Technical information
- Licensing authority: FCC
- Facility ID: 74005
- Class: A
- ERP: 1,200 watts
- HAAT: 152 meters (499 ft)
- Repeater: 94.3 WYRX-FM (Plymouth, Indiana)

Links
- Public license information: Public file; LMS;
- Webcast: Listen live
- Website: www.wirx.com

= WIRX =

WIRX (107.1 FM) is a mainstream rock radio station owned by Mid-West Family Broadcasting located in Benton Harbor, Michigan. The station's city of license is St. Joseph, Michigan broadcasting in HD from a tower at the edge of Benton Township, Michigan. Its programming is also simulcast to the South Bend–Mishawaka metropolitan area on WYRX-FM (94.3) in Plymouth, Indiana.

==History==
According to the "History of 107.1 FM St. Joseph", the 107.1 frequency was started as a music outlet to sister station WSJM in 1964 by Mid-West Family Broadcasting (MWF), which is based in Madison, Wisconsin. WSJM-FM began broadcasting in stereo on 107.1 MHz in 1965 and regularly provided stereo remote broadcasts by the Twin Cities Symphony and other events.

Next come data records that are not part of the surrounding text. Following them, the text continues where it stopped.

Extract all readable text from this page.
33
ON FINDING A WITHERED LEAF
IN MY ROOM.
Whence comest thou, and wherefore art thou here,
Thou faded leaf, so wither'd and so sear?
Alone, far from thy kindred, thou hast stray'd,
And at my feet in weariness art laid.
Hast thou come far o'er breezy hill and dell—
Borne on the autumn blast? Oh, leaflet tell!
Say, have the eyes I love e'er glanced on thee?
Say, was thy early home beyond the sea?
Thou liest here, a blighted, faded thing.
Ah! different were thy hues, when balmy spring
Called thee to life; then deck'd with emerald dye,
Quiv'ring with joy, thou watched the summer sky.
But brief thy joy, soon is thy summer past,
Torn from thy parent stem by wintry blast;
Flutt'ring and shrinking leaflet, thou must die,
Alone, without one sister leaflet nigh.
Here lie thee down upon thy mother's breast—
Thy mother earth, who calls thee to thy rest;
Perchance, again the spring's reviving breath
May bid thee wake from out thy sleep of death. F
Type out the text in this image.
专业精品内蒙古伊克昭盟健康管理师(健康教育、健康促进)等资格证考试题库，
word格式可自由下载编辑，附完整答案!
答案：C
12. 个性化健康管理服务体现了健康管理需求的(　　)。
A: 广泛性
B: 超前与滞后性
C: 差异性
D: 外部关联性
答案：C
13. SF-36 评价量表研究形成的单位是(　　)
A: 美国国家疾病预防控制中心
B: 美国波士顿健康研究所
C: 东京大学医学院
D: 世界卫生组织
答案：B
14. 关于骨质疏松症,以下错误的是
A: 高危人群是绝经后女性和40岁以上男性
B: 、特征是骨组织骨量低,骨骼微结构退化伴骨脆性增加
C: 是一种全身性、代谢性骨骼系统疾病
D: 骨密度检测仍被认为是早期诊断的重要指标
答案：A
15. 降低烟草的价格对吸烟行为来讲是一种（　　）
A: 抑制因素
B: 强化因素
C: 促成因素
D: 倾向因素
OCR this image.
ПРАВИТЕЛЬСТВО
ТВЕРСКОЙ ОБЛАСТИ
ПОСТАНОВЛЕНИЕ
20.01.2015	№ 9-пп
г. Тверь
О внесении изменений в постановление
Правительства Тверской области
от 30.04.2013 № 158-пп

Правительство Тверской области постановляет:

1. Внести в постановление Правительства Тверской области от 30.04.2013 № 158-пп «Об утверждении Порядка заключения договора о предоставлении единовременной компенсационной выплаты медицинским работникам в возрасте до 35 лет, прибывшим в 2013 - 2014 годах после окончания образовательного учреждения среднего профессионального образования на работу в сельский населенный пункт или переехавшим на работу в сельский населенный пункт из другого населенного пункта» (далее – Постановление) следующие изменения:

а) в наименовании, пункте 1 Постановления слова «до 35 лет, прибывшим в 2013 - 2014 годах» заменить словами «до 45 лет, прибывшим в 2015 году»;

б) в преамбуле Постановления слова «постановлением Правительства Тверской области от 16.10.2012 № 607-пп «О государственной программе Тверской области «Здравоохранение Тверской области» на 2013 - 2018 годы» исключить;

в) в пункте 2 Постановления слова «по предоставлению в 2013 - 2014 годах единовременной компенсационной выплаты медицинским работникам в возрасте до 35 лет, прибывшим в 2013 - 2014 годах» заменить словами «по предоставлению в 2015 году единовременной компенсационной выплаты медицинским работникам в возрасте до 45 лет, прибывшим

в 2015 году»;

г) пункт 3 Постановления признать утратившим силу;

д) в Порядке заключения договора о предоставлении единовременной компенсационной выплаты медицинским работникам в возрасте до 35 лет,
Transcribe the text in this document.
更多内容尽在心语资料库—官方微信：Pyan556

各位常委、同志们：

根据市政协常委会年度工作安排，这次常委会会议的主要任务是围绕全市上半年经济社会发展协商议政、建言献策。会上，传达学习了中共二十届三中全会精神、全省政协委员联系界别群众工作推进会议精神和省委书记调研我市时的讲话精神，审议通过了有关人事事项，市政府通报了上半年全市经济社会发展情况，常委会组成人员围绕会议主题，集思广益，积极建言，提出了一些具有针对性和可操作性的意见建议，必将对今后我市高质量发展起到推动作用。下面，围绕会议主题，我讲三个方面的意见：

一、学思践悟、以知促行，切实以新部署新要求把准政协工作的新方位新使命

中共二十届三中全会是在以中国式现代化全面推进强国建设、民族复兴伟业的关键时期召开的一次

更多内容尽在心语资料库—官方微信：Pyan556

In 1969, the station changed its call letters to WIRX and switched to a completely jockless, automated Country format, tagged "WIRX Country".

In 1979, WYRX introduced an AOR/Top 40 ("Rock 40") format as "Rock 107 WIRX, The Music Works", playing artists from both the current and past years of rock.

The station switched its format slightly to a more AC-leaning rock format and was rebranded as "Magic 107 WIRX" with Jim Gifford and The Champions of Breakfast as the morning show.

Previous logo

WIRX returned to "Rock 107 WIRX" in 1991 and began running a mainstream rock format which it continues to do to this day.

Former program directors include Jim Gifford, Brian Maloney, Shelley Morgan, and Robb Rose.

The station is managed on a local level to this day, much as it was when it first came on the air.

On January 6, 2025, Mid-West Family Broadcasting began simulcasting to the South Bend–Mishawaka metropolitan area on WYRX-FM (94.3) in Plymouth, Indiana, which had previously offered a classic rock format.

WIRX is an affiliate of the weekly syndicated Pink Floyd show "Floydian Slip."

==Morning shows==
The station has had several morning shows over the last decade. Hosts have included John Jay with Brother Phil, the syndicated Free Beer and Hot Wings, The Jason Lee show featuring Hunter, Rex Charger, and the "Plan B Morning Show" with Brock Havens. When the station began simulcasting on WYRX-FM in 2025, WIRX began airing the syndicated Bob & Tom Show, which WYRX (as WZOC) had already been airing in South Bend.